Murder-free city in rare company
By Frank Armstrong
Local News - Friday, July 22, 2005 @ 07:00
The Kingston region, once one of the murder centres of Canada, lost its macabre
ranking last year to become one of just four homicide-free communities, a
Statistics Canada study revealed yesterday.
The study by the Centre for Justice Statistics, an arm of Statistics Canada,
says Kingston, Sudbury, Thunder Bay and Sherbrooke, Que., were the only
communities among 27 with populations over 100,000 where homicides didn’t
occur in 2004.
The study uses data from Kingston Police, OPP detachments in Loyalist and South
Frontenac and the joint forces penitentiary squad.
John Turner, chief of the centre’s police surveys program, said Kingston’s
zero homicide rate represents a sharp drop from 2003, when Kingston had the
highest homicide rate among Canada’s 10 biggest population centres.
“In 2003, you had five [homicides], but of those five, three were in a
correctional institution and one was in a community group home halfway house,”
Turner said yesterday.
Offender Karl Joseph McNeil was killed in March 2003 at the Portsmouth Centre
halfway house in Kingston.
The only community-based murder that year in Kingston was the Christmas-time
killing of Maureen Nicholson by her Kingston Police officer husband Ian, who
also killed himself.
There were three homicides in 2002 and two in 2001. None occurred in a
correctional institution.
He said it’s not unusual for a few communities each year to be homicide-free.

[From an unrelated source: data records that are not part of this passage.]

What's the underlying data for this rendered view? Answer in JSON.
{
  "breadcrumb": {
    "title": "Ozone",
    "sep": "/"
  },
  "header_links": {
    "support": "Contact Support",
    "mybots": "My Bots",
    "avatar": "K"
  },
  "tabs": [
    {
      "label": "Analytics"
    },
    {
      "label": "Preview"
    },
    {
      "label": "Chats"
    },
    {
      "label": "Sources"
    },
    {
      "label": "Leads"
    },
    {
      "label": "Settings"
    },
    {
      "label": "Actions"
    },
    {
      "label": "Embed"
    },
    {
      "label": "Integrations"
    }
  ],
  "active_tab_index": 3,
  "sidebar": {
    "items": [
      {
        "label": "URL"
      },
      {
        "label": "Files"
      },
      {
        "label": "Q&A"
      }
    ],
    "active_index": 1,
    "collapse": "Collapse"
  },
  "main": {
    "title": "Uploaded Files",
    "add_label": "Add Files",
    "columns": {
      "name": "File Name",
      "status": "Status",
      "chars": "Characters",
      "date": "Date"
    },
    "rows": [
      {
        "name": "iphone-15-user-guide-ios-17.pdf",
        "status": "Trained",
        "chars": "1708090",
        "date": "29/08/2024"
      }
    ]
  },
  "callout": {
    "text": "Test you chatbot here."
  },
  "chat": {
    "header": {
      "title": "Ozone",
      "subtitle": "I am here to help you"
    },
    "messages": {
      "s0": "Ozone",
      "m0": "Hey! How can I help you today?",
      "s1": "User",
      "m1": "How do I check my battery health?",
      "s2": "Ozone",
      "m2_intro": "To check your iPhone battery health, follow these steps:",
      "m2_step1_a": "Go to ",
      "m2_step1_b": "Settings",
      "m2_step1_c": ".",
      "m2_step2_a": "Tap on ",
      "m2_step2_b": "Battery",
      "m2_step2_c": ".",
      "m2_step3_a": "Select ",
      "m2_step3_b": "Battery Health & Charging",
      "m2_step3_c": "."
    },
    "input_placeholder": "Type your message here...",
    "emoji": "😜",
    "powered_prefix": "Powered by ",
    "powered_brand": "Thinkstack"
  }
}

“Generally, two to five cities every year won’t have any.”
When compared with 17 other census metropolitan areas, the Kingston region’s
overall crime rate ranked around the middle. Kingston experienced 7,010 crimes
per 100,000 people.
However, that’s an increase of 2.6 per cent from 2003 – the fifth highest
increase in crime among cities its size.
Turner said people shouldn’t necessarily be alarmed by the rising crime
statistic, however. “At a national level, 2.6 per cent might be a little more
significant, but when you get down to a smaller city, it’s not that wide a
fluctuation,” he said.
“With the smaller populations it doesn’t take as much to have an impact from
a percentage point of view.”
Nationally, the crime rate fell by one per cent in 2004. Over all, Regina,
Sask., had the highest crime rate of the mid-sized cities at 15,430 while
Saguenay, Que., had the lowest at 4,079.
Kingston’s increased crime rate was boosted by a skyrocketing robbery rate
increase of 40 per cent.
But that figure may not be as alarming as it looks. Kingston Police
criminologist Ray Lonsdale (who was contacted out of the office and didn’t
have statistics with him) said many of the robberies in the city were committed
by one man.
“We had a guy doing Mac’s Milk robberies last year,” Lonsdale said. “We
ended up arresting him ... [but] I think he was responsible for five.”
Kingston’s robbery rate was 49 per 100,000 people last year, near the lower
end of robbery rates for cities its size.
Its break-and-enter rate was about average: 647 break-and-enters per 100,000.
Kingston experienced the second-lowest motor vehicle theft rate among cities its
size, at 233 thefts per 100,000. Only Saint John had fewer, 135 per 100,000.